Beebeezed · 19/08/2019 10:23

If he didn’t know you’d be home I’d be very very suspicious OP

jesuschristwtf · 19/08/2019 10:23

Jesus op. How many times do you want to post about this? If you can’t see it by now, then you’re either blind or you just like posting for fun. Stop wasting energy and time - surely your life is worth more than this?

Totalwasteofpaper · 19/08/2019 10:25

OP do you actually need to see the penis go in before you realise what this man is up to?

This was my first thought too...
Stop posting about him and just leave him.l already...

WhatNoNotYouAgain · 19/08/2019 10:26

I don't see how this can be innocent, I'm sorry OP.

Soubriquet · 19/08/2019 10:26

OPs previous thread

OP read this again. And again. Then read your new thread

It couldn’t be more obvious unless he had a massive billboard claiming “I am fucking Steve”!!

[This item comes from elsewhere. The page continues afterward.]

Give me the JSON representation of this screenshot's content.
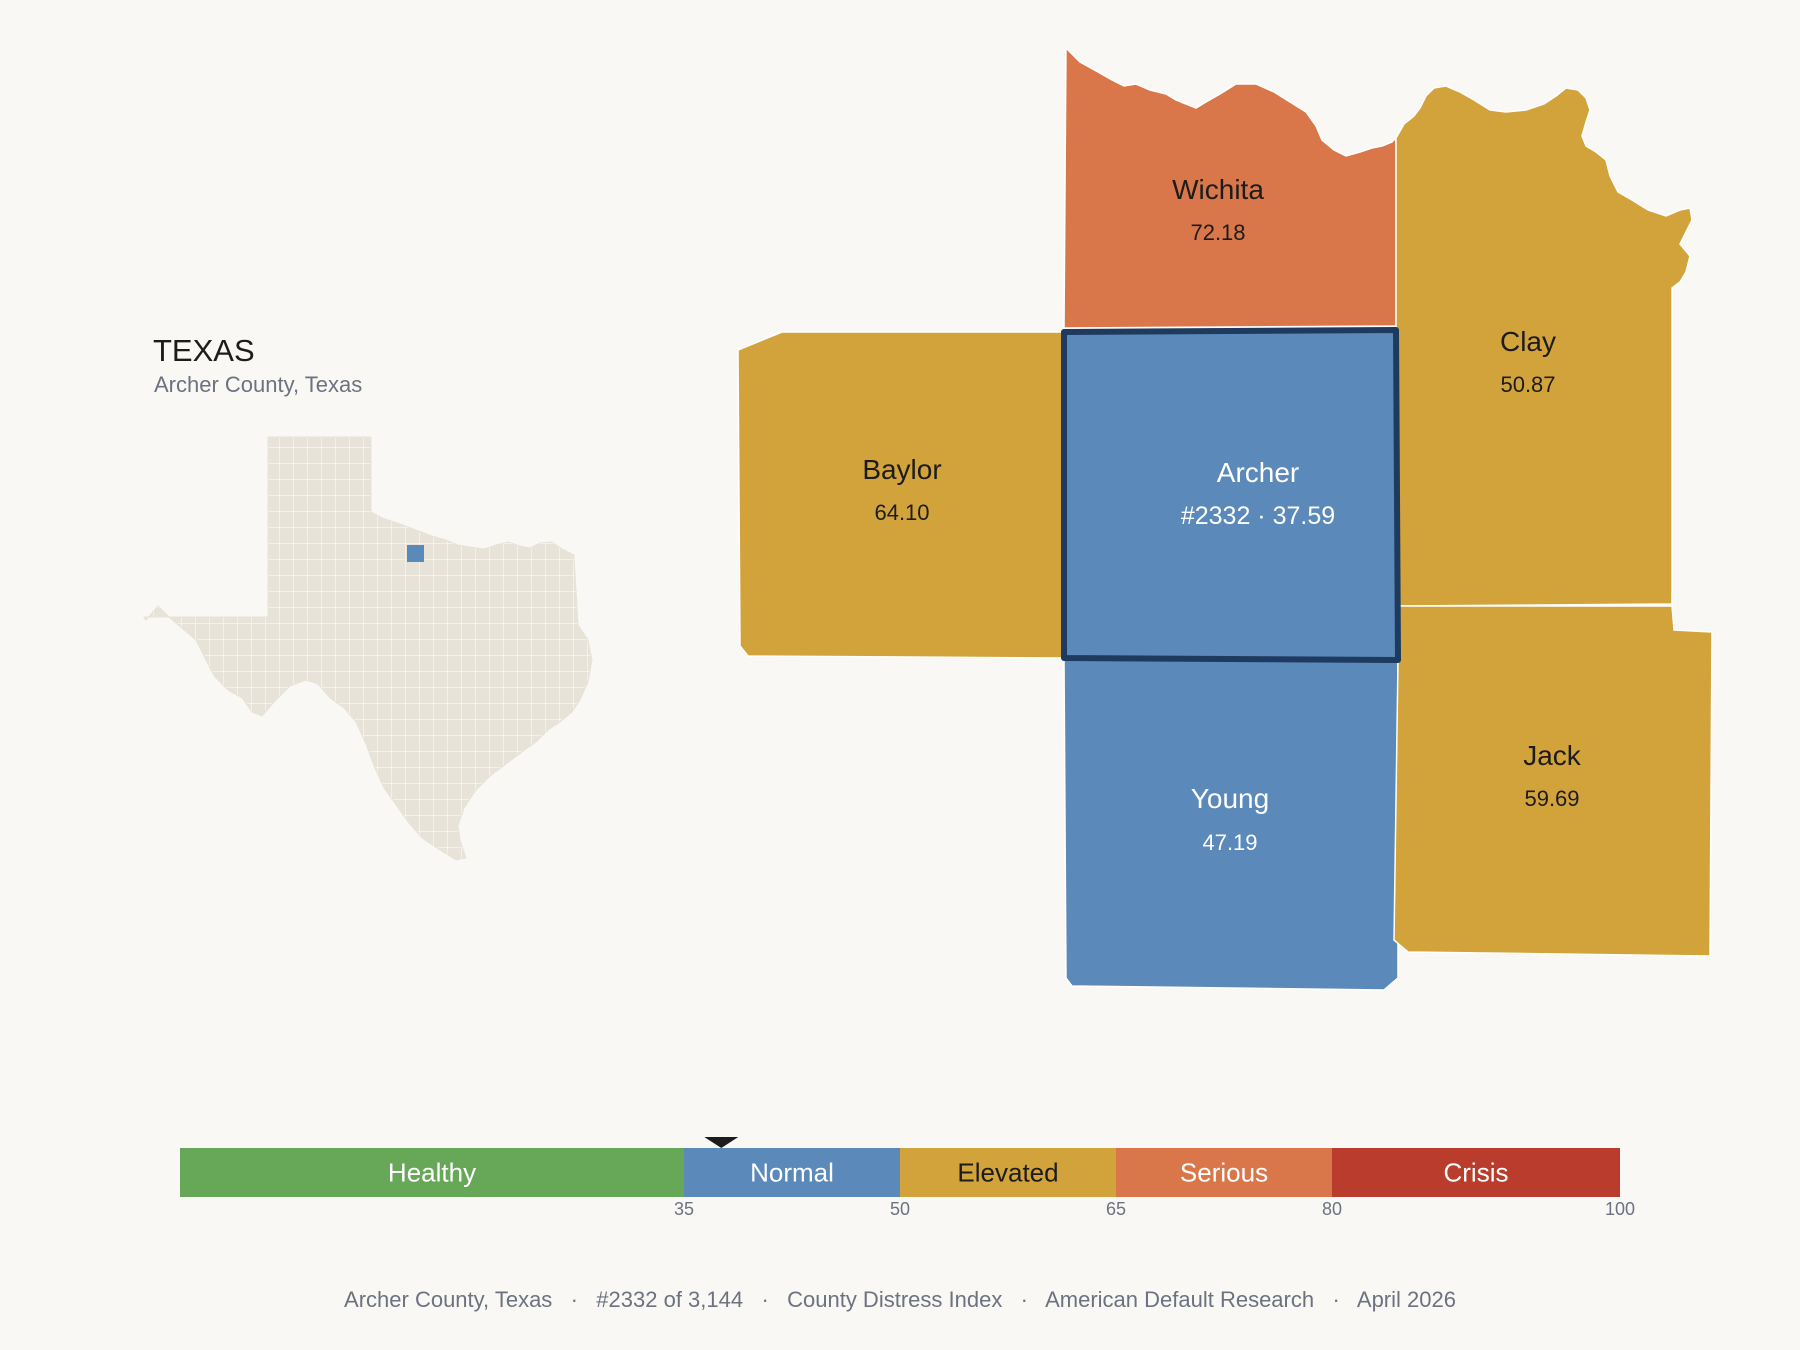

SirGawain · 19/08/2019 10:27

Occams Razor

Absolutely🙁

0pheIiaBaIIs · 19/08/2019 10:27

Of course he's cheating.

walkintheparc · 19/08/2019 10:28

I second other posters - if I dropped a true 'friend' at their house just before 9 (when I needed to be at work) I would stay in the car, not walk around 'like I owned the place'.

It's clear, along with the other dodgy behaviour that they came to your home to have sex. Sorry OP.